Der junge Mann hatte mein Interesse an ihnen bemerkt, er lächelte mir en passant glimmende Funken äußerst freigebig zu. Wie ein König, der Münzen wirft. Wie der Himmel im August seine Sternschnuppen sprüht.
Sein Arm wurde nicht müde, das Mädchen zu halten, von dem ich unzweifelhaft annahm, dass es seine Tochter war. So vertrauensvoll, wie es ihm zugewandt war, sich sitzend aufrecht hielt, den Rücken gerade, so nah wie ihre Nasen sich kamen. Es sah nur auf ihn oder folgte mit den Augen seiner linken freien Hand, die sich nahm, was sie brauchten, und eine Dose Tomaten, eine Packung Penne und ein Netz mit Clementinen an seine Brust gedrückt hielt, als die beiden hinter mir die Kasse erreichten.
Dem Kassierer gefielen die beiden offenbar auch. Er plauderte mit ihnen während des Scannens, das sieht hier nach was ziemlich Leckerem aus, kann der Papa denn kochen? Der junge Vater wandte sich an das Mädchen, na, was sagst du, kann ich kochen? Es nickte scheu, und er lachte hocherfreut. Tiefe Falten gruben sich in seine Wangen, er war älter, als ich angenommen hatte, doch das Glitzern in seinen Augen retuschierte seine Falten im nächsten Augenblick weg.

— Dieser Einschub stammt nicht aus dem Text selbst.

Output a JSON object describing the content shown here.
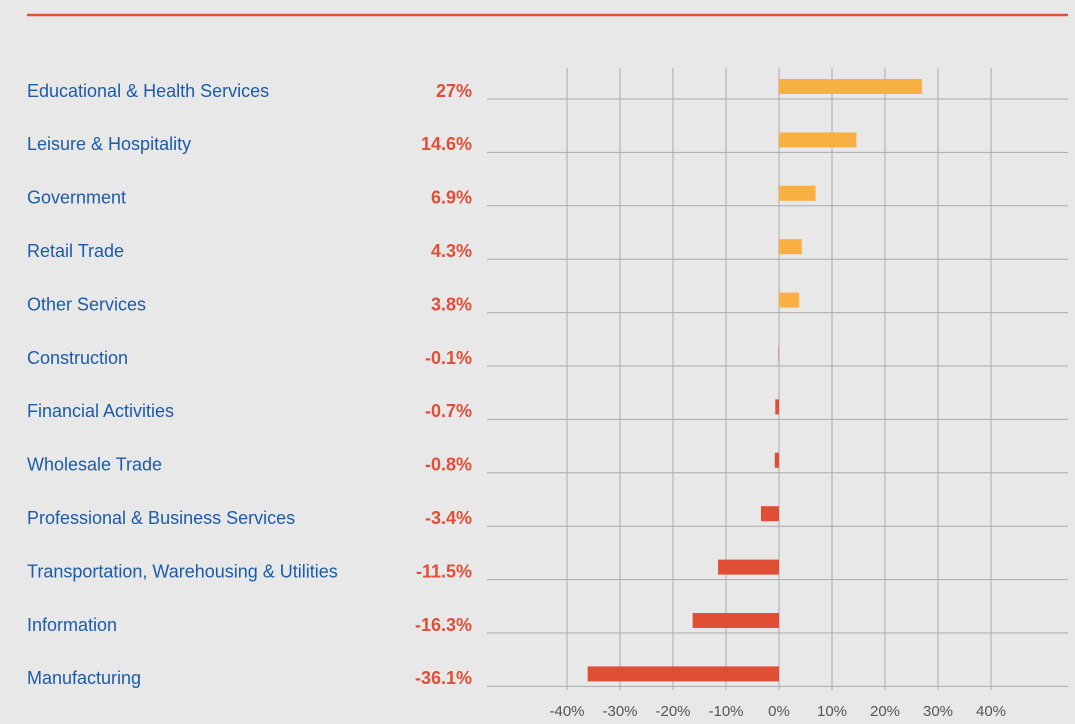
{
  "chart_data": {
    "type": "bar",
    "orientation": "horizontal",
    "categories": [
      "Educational & Health Services",
      "Leisure & Hospitality",
      "Government",
      "Retail Trade",
      "Other Services",
      "Construction",
      "Financial Activities",
      "Wholesale Trade",
      "Professional & Business Services",
      "Transportation, Warehousing & Utilities",
      "Information",
      "Manufacturing"
    ],
    "values": [
      27,
      14.6,
      6.9,
      4.3,
      3.8,
      -0.1,
      -0.7,
      -0.8,
      -3.4,
      -11.5,
      -16.3,
      -36.1
    ],
    "value_labels": [
      "27%",
      "14.6%",
      "6.9%",
      "4.3%",
      "3.8%",
      "-0.1%",
      "-0.7%",
      "-0.8%",
      "-3.4%",
      "-11.5%",
      "-16.3%",
      "-36.1%"
    ],
    "positive_color": "#f9b042",
    "negative_color": "#e04e36",
    "xlim": [
      -40,
      40
    ],
    "xticks": [
      {
        "value": -40,
        "label": "-40%"
      },
      {
        "value": -30,
        "label": "-30%"
      },
      {
        "value": -20,
        "label": "-20%"
      },
      {
        "value": -10,
        "label": "-10%"
      },
      {
        "value": 0,
        "label": "0%"
      },
      {
        "value": 10,
        "label": "10%"
      },
      {
        "value": 20,
        "label": "20%"
      },
      {
        "value": 30,
        "label": "30%"
      },
      {
        "value": 40,
        "label": "40%"
      }
    ],
    "grid": true
  }
}
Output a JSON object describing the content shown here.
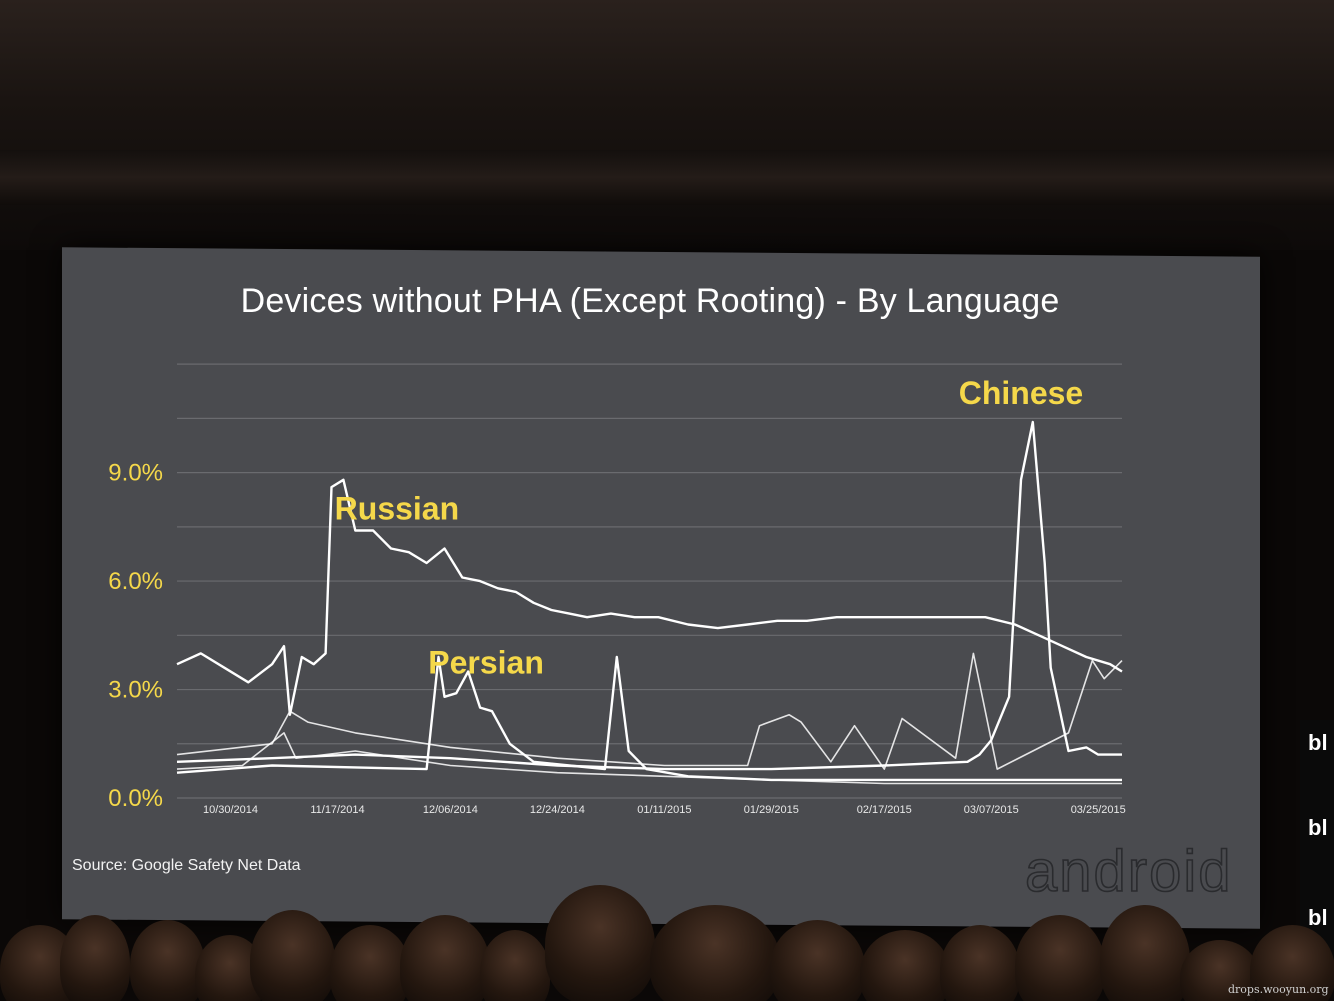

Es war früh am Abend an einem Januartag, und der Mann, im Gegensatz zu seinem Kind, gegen die Minusgrade nicht gut gewappnet. Er trug eine dünne Fleecejacke, eine von jenen, die man aus Plastik herstellt und aus Wanderjacken herausknöpfen kann, flache Sneaker aus Stoff, seine verwaschene Jeans hatte er an den Knöcheln in die Socken gestopft. Seine Statur war jungenhaft hager, er hatte nichts auf den Rippen, was er gegen die Kälte aufbieten konnte.
Ich folgte ihnen in die Einkaufspassage. Hier hing noch die Weihnachtsdekoration, Sterne um einen Schlitten, viele kleine Lichter, deren künstliches Funkeln ich jedoch ignorierte. Meine Augen hefteten sich an den Vater mit seinem Kind. Er redete weiter, – er hatte gar nie aufgehört -, na, hast du schon Hunger… nein, das Christkind kommt nicht schon wieder, mein Engel, ja, das ist schade…. Sie bogen ab Richtung Ausgang, schlüpften vor mir durch die sich schließende Glastür. Ich stieß sie wieder auf und trat auf den Vorplatz. Draußen war es dunkel, eisige Kälte schlug mir entgegen. Der Mann stand mit dem Mädchen ein paar Schritte entfernt auf der Fußgängerbrücke, es zeigte zu einer S-Bahn, die unter ihnen durchfuhr. Der Vater schien nicht zu frieren in der klirrendkalten Welt, mit dem Mädchen auf dem Arm. Er ging weiter ohne Eile, schlendernd tauchten sie unter im Fußgängerstrom.
Auf dem Nachhauseweg hüllte mein gesteppter Mantel mich ein, und ich trug ihr Glück in mir.